The controversy over the fate of the Payret as a cinema began in early December when the independent newspaper Cubanet published an article warning of the possible consequences of the remodeling of the entire block where the movie theater is located.

For several weeks, writers, artists and representatives of civil society criticized the supposed decision to turn the cinema into a hotel. One of them was the singer Haydée Milanés, who published a post on her Facebook account where she emphatically urged putting a stop to the disappearance of Payret.

Also the playwright Norge Espinosa deplored the situation in his article The Things We Are About to Lose, published by Café Fuerte .

“An intelligent restorer is trained to understand that the new use of a property with heritage value (like the Payret) must also protect its history. It could be restored as a theater and that would at least alleviate the loss of other things around it,” Espinosa wrote.

Weeks later, the statements of the Director of Development of the Ministry of Tourism, José Reinaldo Daniel Alonso, fueled the controversy. The high official gave to understand that the decision depended on Tourism and, by omission, that the people in charge of Culture had little or nothing to say on the matter.

“It will be studied, it will be seen and decided, at the appropriate time, if the cinema stays or not,” he said in an interview in Cubadebate. The official said that there is “a lot of ignorance regarding these projects” pointing to the diverse opinions of concern expressed on social networks.

Built by the Catalan Joaquín Payret, in its moments of splendor the building was known as “the cathedral of Spanish cinema in Cuba.” Currently the cinema has been closed for several years and both its interior and its facade suffer a deterioration that increases daily. The marquee shows rust stains, the walls are blackened by soot and both the interior carpentry and the seating of the building have been destroyed and systematically looted.

In its almost century and a half of existence, the Payret has undergone numerous architectural adaptations and experienced times of clear decline, but since the 1950s it has become one of the most iconic cinemas in Cuba. According to La Jiribilla, during the “revolutionary process” the building benefited from two restorations, one in 1969 and one in 1981, and the article added that the cinema-theater has remained closed since 2008 due to “functional deterioration and lack of constructive maintenance.”

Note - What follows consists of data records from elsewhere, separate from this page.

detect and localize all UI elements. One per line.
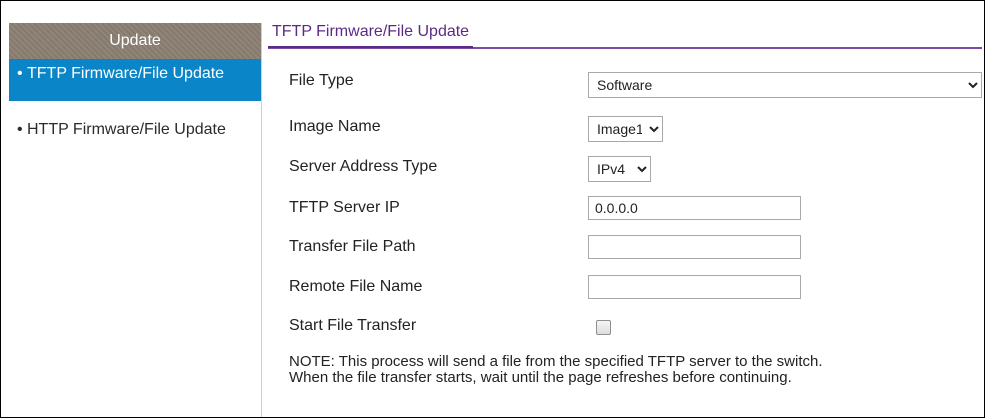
start-file-transfer-checkbox[interactable] bbox=[596, 320, 611, 335]
tftp-server-ip-input[interactable] bbox=[588, 196, 801, 220]
tftp-server-ip-label: TFTP Server IP bbox=[289, 199, 400, 216]
note-line-1: NOTE: This process will send a file from… bbox=[289, 353, 823, 370]
remote-file-name-label: Remote File Name bbox=[289, 278, 423, 295]
server-address-type-select[interactable]: IPv4 bbox=[588, 156, 651, 182]
main-panel: TFTP Firmware/File Update File Type Soft… bbox=[268, 23, 982, 386]
start-file-transfer-label: Start File Transfer bbox=[289, 317, 417, 334]
image-name-select[interactable]: Image1 bbox=[588, 116, 663, 142]
image-name-label: Image Name bbox=[289, 118, 381, 135]
server-address-type-label: Server Address Type bbox=[289, 158, 438, 175]
bullet-icon: • bbox=[17, 121, 23, 138]
sidebar-item-http-update[interactable]: • HTTP Firmware/File Update bbox=[9, 115, 261, 144]
note-text: NOTE: This process will send a file from… bbox=[289, 354, 979, 386]
file-type-label: File Type bbox=[289, 72, 354, 89]
tab-tftp-update[interactable]: TFTP Firmware/File Update bbox=[268, 23, 474, 48]
note-line-2: When the file transfer starts, wait unti… bbox=[289, 369, 792, 386]
sidebar-item-label: TFTP Firmware/File Update bbox=[27, 65, 225, 82]
bullet-icon: • bbox=[17, 65, 23, 82]
remote-file-name-input[interactable] bbox=[588, 275, 801, 299]
file-type-select[interactable]: Software bbox=[588, 72, 982, 98]
sidebar-item-label: HTTP Firmware/File Update bbox=[27, 121, 226, 138]
app-frame: Update • TFTP Firmware/File Update • HTT… bbox=[0, 0, 985, 418]
sidebar: Update • TFTP Firmware/File Update • HTT… bbox=[9, 23, 262, 417]
transfer-file-path-input[interactable] bbox=[588, 235, 801, 259]
sidebar-item-tftp-update[interactable]: • TFTP Firmware/File Update bbox=[9, 59, 261, 101]
transfer-file-path-label: Transfer File Path bbox=[289, 238, 416, 255]
sidebar-header: Update bbox=[9, 23, 261, 59]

The building is located just a few meters from the Kempinski Manzana Hotel. The numerous and frequent investments in luxury hotels contrast with the little concern for the abandoned cinemas of Havana, not to mention the critical situation in the housing sector and the scarce investment in residential buildings where thousands of people survive among the ruins caused by decades without being able to undertake a minimum restoration. Often these buildings suffer partial or total collapses leaving entire families homeless and some of these cave-ins have even resulted in the loss of human life.